小米默默点头,看来下次得依据转身来嘲讽了。
吃完晚餐小米跟伊格尔就直奔天臺,伊格尔坐到用来防摔的矮墻上。
墻上还有些斑驳地血迹,迎面而来风凉风不免还带着些铁銹味。
伊格尔摆摆腿,悠然自得的样子昂头仰望星空。
“你是想问我为什么要找地下室的那些东西吧。”伊格尔一副很了解小米的样子说。
事实不然,小米只想他履行“人情债”,负责指导他念。
不过既然他有兴致告诉自己这样,也就不回避。
他见小米不答,就当是默认。
自顾自的从口袋裏拿出那条从小米母亲尸骨上扯下的金链,轻摁十二点钟方向的突点。
链子上的珠宝弹开,露出镶在裏面的小照片。
照片已经泛黄,甚至还有些退色,上面是两个靠在一起的女人,都是金发蓝眸,其中一个是小米的母亲。
“我要告诉你一件狗血又俗气的事情,”伊格尔故作神秘的睁一只眼闭一只眼,食指贴着嘴唇做禁声的手势,“还记得以前我跟你说过,关于我身世的那些事么?”
“有些印象。
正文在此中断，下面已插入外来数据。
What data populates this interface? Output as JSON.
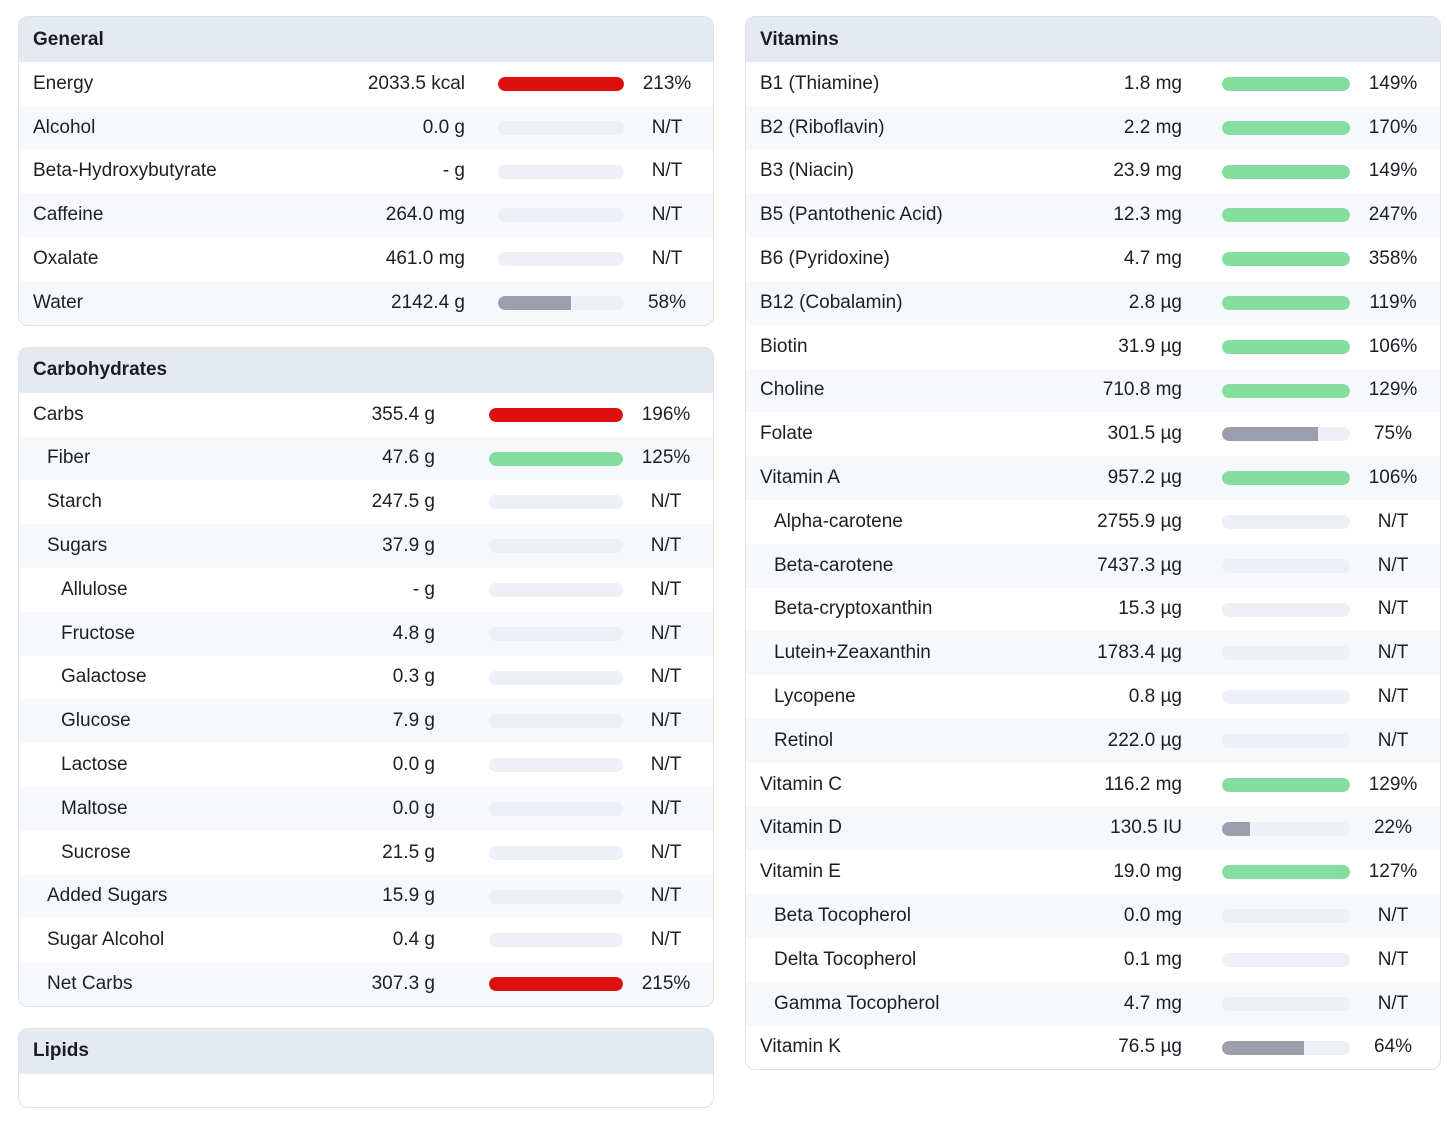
{
  "colors": {
    "over": "#dc0e0e",
    "good": "#84dea0",
    "under": "#9b9fab",
    "track": "#edf1f7"
  },
  "general": {
    "title": "General",
    "rows": [
      {
        "name": "Energy",
        "amount": "2033.5 kcal",
        "pct": "213%",
        "fill": 1.0,
        "status": "over",
        "indent": 0
      },
      {
        "name": "Alcohol",
        "amount": "0.0 g",
        "pct": "N/T",
        "fill": 0,
        "status": "none",
        "indent": 0
      },
      {
        "name": "Beta-Hydroxybutyrate",
        "amount": "- g",
        "pct": "N/T",
        "fill": 0,
        "status": "none",
        "indent": 0
      },
      {
        "name": "Caffeine",
        "amount": "264.0 mg",
        "pct": "N/T",
        "fill": 0,
        "status": "none",
        "indent": 0
      },
      {
        "name": "Oxalate",
        "amount": "461.0 mg",
        "pct": "N/T",
        "fill": 0,
        "status": "none",
        "indent": 0
      },
      {
        "name": "Water",
        "amount": "2142.4 g",
        "pct": "58%",
        "fill": 0.58,
        "status": "under",
        "indent": 0
      }
    ]
  },
  "carbs": {
    "title": "Carbohydrates",
    "rows": [
      {
        "name": "Carbs",
        "amount": "355.4 g",
        "pct": "196%",
        "fill": 1.0,
        "status": "over",
        "indent": 0
      },
      {
        "name": "Fiber",
        "amount": "47.6 g",
        "pct": "125%",
        "fill": 1.0,
        "status": "good",
        "indent": 1
      },
      {
        "name": "Starch",
        "amount": "247.5 g",
        "pct": "N/T",
        "fill": 0,
        "status": "none",
        "indent": 1
      },
      {
        "name": "Sugars",
        "amount": "37.9 g",
        "pct": "N/T",
        "fill": 0,
        "status": "none",
        "indent": 1
      },
      {
        "name": "Allulose",
        "amount": "- g",
        "pct": "N/T",
        "fill": 0,
        "status": "none",
        "indent": 2
      },
      {
        "name": "Fructose",
        "amount": "4.8 g",
        "pct": "N/T",
        "fill": 0,
        "status": "none",
        "indent": 2
      },
      {
        "name": "Galactose",
        "amount": "0.3 g",
        "pct": "N/T",
        "fill": 0,
        "status": "none",
        "indent": 2
      },
      {
        "name": "Glucose",
        "amount": "7.9 g",
        "pct": "N/T",
        "fill": 0,
        "status": "none",
        "indent": 2
      },
      {
        "name": "Lactose",
        "amount": "0.0 g",
        "pct": "N/T",
        "fill": 0,
        "status": "none",
        "indent": 2
      },
      {
        "name": "Maltose",
        "amount": "0.0 g",
        "pct": "N/T",
        "fill": 0,
        "status": "none",
        "indent": 2
      },
      {
        "name": "Sucrose",
        "amount": "21.5 g",
        "pct": "N/T",
        "fill": 0,
        "status": "none",
        "indent": 2
      },
      {
        "name": "Added Sugars",
        "amount": "15.9 g",
        "pct": "N/T",
        "fill": 0,
        "status": "none",
        "indent": 1
      },
      {
        "name": "Sugar Alcohol",
        "amount": "0.4 g",
        "pct": "N/T",
        "fill": 0,
        "status": "none",
        "indent": 1
      },
      {
        "name": "Net Carbs",
        "amount": "307.3 g",
        "pct": "215%",
        "fill": 1.0,
        "status": "over",
        "indent": 1
      }
    ]
  },
  "lipids": {
    "title": "Lipids"
  },
  "vitamins": {
    "title": "Vitamins",
    "rows": [
      {
        "name": "B1 (Thiamine)",
        "amount": "1.8 mg",
        "pct": "149%",
        "fill": 1.0,
        "status": "good",
        "indent": 0
      },
      {
        "name": "B2 (Riboflavin)",
        "amount": "2.2 mg",
        "pct": "170%",
        "fill": 1.0,
        "status": "good",
        "indent": 0
      },
      {
        "name": "B3 (Niacin)",
        "amount": "23.9 mg",
        "pct": "149%",
        "fill": 1.0,
        "status": "good",
        "indent": 0
      },
      {
        "name": "B5 (Pantothenic Acid)",
        "amount": "12.3 mg",
        "pct": "247%",
        "fill": 1.0,
        "status": "good",
        "indent": 0
      },
      {
        "name": "B6 (Pyridoxine)",
        "amount": "4.7 mg",
        "pct": "358%",
        "fill": 1.0,
        "status": "good",
        "indent": 0
      },
      {
        "name": "B12 (Cobalamin)",
        "amount": "2.8 µg",
        "pct": "119%",
        "fill": 1.0,
        "status": "good",
        "indent": 0
      },
      {
        "name": "Biotin",
        "amount": "31.9 µg",
        "pct": "106%",
        "fill": 1.0,
        "status": "good",
        "indent": 0
      },
      {
        "name": "Choline",
        "amount": "710.8 mg",
        "pct": "129%",
        "fill": 1.0,
        "status": "good",
        "indent": 0
      },
      {
        "name": "Folate",
        "amount": "301.5 µg",
        "pct": "75%",
        "fill": 0.75,
        "status": "under",
        "indent": 0
      },
      {
        "name": "Vitamin A",
        "amount": "957.2 µg",
        "pct": "106%",
        "fill": 1.0,
        "status": "good",
        "indent": 0
      },
      {
        "name": "Alpha-carotene",
        "amount": "2755.9 µg",
        "pct": "N/T",
        "fill": 0,
        "status": "none",
        "indent": 1
      },
      {
        "name": "Beta-carotene",
        "amount": "7437.3 µg",
        "pct": "N/T",
        "fill": 0,
        "status": "none",
        "indent": 1
      },
      {
        "name": "Beta-cryptoxanthin",
        "amount": "15.3 µg",
        "pct": "N/T",
        "fill": 0,
        "status": "none",
        "indent": 1
      },
      {
        "name": "Lutein+Zeaxanthin",
        "amount": "1783.4 µg",
        "pct": "N/T",
        "fill": 0,
        "status": "none",
        "indent": 1
      },
      {
        "name": "Lycopene",
        "amount": "0.8 µg",
        "pct": "N/T",
        "fill": 0,
        "status": "none",
        "indent": 1
      },
      {
        "name": "Retinol",
        "amount": "222.0 µg",
        "pct": "N/T",
        "fill": 0,
        "status": "none",
        "indent": 1
      },
      {
        "name": "Vitamin C",
        "amount": "116.2 mg",
        "pct": "129%",
        "fill": 1.0,
        "status": "good",
        "indent": 0
      },
      {
        "name": "Vitamin D",
        "amount": "130.5 IU",
        "pct": "22%",
        "fill": 0.22,
        "status": "under",
        "indent": 0
      },
      {
        "name": "Vitamin E",
        "amount": "19.0 mg",
        "pct": "127%",
        "fill": 1.0,
        "status": "good",
        "indent": 0
      },
      {
        "name": "Beta Tocopherol",
        "amount": "0.0 mg",
        "pct": "N/T",
        "fill": 0,
        "status": "none",
        "indent": 1
      },
      {
        "name": "Delta Tocopherol",
        "amount": "0.1 mg",
        "pct": "N/T",
        "fill": 0,
        "status": "none",
        "indent": 1
      },
      {
        "name": "Gamma Tocopherol",
        "amount": "4.7 mg",
        "pct": "N/T",
        "fill": 0,
        "status": "none",
        "indent": 1
      },
      {
        "name": "Vitamin K",
        "amount": "76.5 µg",
        "pct": "64%",
        "fill": 0.64,
        "status": "under",
        "indent": 0
      }
    ]
  }
}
”小米趴在墻上老实地回答。
“嗯,那个男人是其他国家的军官,我的母亲是巴比伊斯靠肉体生存下来的可怜女人。妓丨女怀孕是绝对不行的啊,那会影响生意,军官看在是他种的份上就养起来,放在地下室裏,在固定的时间裏就会去看看。”伊格尔给人一种“他只是在讲故事而已”的感觉,事不关己高高挂起。
听到后半段时小米就觉得这是多么的熟悉,地下室,军官,固定的时间……
“不过好在他们这种行为无关爱情,生下我后母亲继续接客,军官没有接我离开巴比伊斯,我一直在母亲身边,直到那场战争要降临时,他把我带离巴比伊斯。”伊格尔说完呼了口气。
“所以说……”小米还是有些不明所以。
伊格尔立即接话:“所以说你的母亲和我的母亲是一类人,但她是幸运的,他们之间有爱,然后有了你……她们明明是姐妹,为什么命运却南辕北辙。”
小米总算听懂了,并且也了解了他寻找日记的原因。
皱着眉,垂眼看楼下的树木,“啊,如你所言,狗血又低俗。”
“初次见面的时候我还说过,在别人的眼裏我们说不定是兄妹呢,没想到……”伊格尔无奈地说。
“属实?”小米还是有些质疑。
“嗯,日记裏有很多地方都在述说对姐姐的思念与歉意。”伊格尔把那几本破旧的日记本看了不下三遍,从一开始有疑问开始,直到现在证实,他都被结果吓到。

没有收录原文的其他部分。